Lula foi um operário que chegou ao poder e o povo poderia ter tido muito mais participação, mas ele está rodeado de cientistas políticos que deram ao governo dele e ao de Dilma a continuação da política de neoliberalismo implantada por FHC”

Hoje a coqueluche da política é o governador de Pernambuco. Seria Eduardo Campos uma candidatura de esquerda a promover as grandes mudanças?
É um político que tem muito prestígio em Pernambuco, mas também me parece que faz qualquer tipo de acordo, lamentavelmente a maioria dos nossos políticos quando chega ao poder é assim, isso é um caminho muito perigoso. Se Lula fez acordos obscuros, acho que Eduardo também fará.
Se Prestes tivesse sido presidente, qual teria sido o maior legado dele?

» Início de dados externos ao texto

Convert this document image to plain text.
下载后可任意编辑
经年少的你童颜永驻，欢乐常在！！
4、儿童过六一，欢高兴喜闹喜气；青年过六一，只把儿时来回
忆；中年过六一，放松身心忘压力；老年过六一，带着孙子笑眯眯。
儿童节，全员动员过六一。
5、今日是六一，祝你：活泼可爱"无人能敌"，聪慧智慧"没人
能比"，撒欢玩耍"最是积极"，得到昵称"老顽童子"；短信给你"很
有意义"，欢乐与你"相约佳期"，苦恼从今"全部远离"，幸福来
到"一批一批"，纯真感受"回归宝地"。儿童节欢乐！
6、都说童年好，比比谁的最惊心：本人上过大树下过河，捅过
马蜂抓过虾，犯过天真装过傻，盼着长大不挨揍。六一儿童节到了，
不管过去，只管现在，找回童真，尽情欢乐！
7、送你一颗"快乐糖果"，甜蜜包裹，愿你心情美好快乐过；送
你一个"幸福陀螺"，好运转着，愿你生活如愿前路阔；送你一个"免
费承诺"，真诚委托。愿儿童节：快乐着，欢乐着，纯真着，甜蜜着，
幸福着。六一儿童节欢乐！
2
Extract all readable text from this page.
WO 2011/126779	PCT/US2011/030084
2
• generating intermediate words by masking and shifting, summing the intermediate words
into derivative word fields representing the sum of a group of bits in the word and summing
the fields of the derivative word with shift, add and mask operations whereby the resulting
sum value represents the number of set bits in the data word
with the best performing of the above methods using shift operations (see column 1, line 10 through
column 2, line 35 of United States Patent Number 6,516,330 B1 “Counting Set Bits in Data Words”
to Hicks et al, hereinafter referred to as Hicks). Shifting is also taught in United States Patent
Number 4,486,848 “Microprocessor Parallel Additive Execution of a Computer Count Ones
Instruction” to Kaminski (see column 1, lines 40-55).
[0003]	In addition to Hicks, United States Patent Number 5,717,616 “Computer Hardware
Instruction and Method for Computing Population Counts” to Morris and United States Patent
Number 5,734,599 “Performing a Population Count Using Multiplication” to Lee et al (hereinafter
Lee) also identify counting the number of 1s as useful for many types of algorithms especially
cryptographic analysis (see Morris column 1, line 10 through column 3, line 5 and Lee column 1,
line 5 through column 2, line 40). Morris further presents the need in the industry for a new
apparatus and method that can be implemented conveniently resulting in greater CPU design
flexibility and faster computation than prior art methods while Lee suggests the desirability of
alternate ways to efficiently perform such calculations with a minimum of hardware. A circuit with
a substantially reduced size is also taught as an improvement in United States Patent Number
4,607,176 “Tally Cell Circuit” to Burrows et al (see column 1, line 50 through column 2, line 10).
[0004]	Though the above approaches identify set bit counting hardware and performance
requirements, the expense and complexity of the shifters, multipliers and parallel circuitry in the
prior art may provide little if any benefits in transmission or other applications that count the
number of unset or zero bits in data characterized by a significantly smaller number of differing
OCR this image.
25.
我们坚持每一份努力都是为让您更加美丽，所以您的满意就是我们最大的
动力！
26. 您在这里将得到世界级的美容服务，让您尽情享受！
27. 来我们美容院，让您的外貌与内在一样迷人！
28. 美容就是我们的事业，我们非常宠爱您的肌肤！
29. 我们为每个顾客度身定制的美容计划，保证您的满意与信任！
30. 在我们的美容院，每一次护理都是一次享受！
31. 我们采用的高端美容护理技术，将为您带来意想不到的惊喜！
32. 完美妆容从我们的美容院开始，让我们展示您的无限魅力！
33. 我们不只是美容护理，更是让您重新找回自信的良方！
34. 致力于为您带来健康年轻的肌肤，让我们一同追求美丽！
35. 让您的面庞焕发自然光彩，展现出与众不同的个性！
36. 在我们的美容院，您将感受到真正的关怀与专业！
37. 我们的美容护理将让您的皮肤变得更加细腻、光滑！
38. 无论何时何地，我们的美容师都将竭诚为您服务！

Não houve ainda no Brasil condições para que uma pessoa como Luiz Carlos Prestes se tornasse presidente. Em 1930 ele poderia ter sido presidente, mas não aceitou justamente pelo fato de entender que sozinho não ia ter como fazer nada. Tenho um artigo no meu site, o do Instituto Luiz Carlos Prestes, que faço uma comparação entre Prestes em 1930, que poderia ter ascendido ao poder e Lula nos anos 2000 [clique aqui para ler o referido artigo]. Enquanto Prestes entendeu que não deveria ascender ao poder, que foi oferecido a ele na bandeja naquele momento, já que ele teria duas alternativas: fazer a política das oligarquias que iria defender o desenvolvimento do capitalismo no Brasil ou ser morto e simplesmente não fazer nada. E o Lula depois de perder a eleição por três vezes, entendeu que para ser eleito, teve que na quarta tentativa tinha que negociar e fazer um acordo com o imperialismo e foi isso que ele fez, se tornou um bom gestor que engana bem as amplas massas populares em prol do grande capital e a Dilma dá prosseguimento a este tipo de política.
Então a senhora está afirmando que vale tudo em nome da governabilidade?
Para algumas forças políticas no Brasil, sim. É isso que está acontecendo, vale tudo para chegar e se manter no poder e gerir o pais, mas gerir para quem? Do jeito que está hoje é gerir para o grande capital e interesses internacionais e não para as massas populares ou para acabar com a miséria no Brasil.